At The Forefront Of Disability And Elder Law

Drafting and validating a living will in Washington

On Behalf of | Mar 3, 2021 | Estate Planning |

No one wants to consider the possibility that a medical emergency may arise. Yet, there is always a chance that you will become incapacitated. A Washington living will allows you to dictate what you want to happen in the event that you are unable to vocalize your wishes. 

A living will also gives your loved ones something to reference in the event that the unthinkable happens. Detailing what you want may lower their stress levels by helping them see that they are acting in line with your interests. When drafting and signing your living will, you must follow certain protocols for it to be valid. 

What are living will requirements?

For your living will to be legal, you must be at least 18 years of age and of sound mind. Also, you need to have two witnesses present upon signing. Neither witness may stand to inherit anything from you, and neither may be a relative of yours. Once you and both of your witnesses have signed the document, it becomes valid. 
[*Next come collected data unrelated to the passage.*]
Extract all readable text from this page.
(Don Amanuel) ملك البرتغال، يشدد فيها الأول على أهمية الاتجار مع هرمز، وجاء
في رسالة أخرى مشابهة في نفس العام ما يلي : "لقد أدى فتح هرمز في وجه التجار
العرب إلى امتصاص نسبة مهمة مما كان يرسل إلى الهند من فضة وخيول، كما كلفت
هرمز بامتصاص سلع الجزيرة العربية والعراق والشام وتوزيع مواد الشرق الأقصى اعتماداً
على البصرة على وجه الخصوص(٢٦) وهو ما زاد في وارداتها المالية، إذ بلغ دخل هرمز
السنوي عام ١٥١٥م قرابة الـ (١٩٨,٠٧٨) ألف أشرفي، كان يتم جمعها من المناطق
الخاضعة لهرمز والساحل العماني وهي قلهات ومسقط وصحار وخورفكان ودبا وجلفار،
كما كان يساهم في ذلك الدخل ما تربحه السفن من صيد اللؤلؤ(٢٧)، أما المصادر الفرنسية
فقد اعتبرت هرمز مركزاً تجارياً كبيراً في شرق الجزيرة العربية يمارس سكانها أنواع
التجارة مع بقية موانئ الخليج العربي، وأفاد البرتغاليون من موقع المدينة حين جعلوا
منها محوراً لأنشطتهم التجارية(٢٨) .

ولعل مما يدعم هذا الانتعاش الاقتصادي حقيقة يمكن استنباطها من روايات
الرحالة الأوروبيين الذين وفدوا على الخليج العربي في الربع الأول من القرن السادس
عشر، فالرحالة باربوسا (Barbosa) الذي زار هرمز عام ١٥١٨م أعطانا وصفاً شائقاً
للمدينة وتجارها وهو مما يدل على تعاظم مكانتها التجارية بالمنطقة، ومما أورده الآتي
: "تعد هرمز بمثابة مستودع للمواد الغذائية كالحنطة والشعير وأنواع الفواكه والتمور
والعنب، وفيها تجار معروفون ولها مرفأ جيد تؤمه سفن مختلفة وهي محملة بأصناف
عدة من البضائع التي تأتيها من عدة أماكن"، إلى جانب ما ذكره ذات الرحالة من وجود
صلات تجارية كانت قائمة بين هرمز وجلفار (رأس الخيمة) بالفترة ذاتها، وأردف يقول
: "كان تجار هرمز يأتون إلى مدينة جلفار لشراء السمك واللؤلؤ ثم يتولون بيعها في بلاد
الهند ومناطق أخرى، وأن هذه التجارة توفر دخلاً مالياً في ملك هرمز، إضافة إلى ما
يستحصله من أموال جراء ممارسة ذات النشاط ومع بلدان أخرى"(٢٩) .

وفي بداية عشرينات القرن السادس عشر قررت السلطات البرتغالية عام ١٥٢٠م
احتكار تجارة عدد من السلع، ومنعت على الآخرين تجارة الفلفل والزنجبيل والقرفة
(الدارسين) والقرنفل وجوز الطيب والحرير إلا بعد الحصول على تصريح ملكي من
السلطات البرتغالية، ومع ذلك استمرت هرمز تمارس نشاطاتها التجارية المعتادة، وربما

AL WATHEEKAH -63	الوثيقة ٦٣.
When does a living will take effect?

A living will comes into play only when you are close to death, permanently unconscious or otherwise unable to verbalize your own desires with regard to your health care. Also, a physician either has to confirm that your condition is terminal, or two different doctors must assert that you are in a state of permanent unconsciousness. 

You may use the living will to express your wishes with regard to palliative care and dictate whether you want doctors to keep you alive through artificial means, if necessary, among other topics you might address.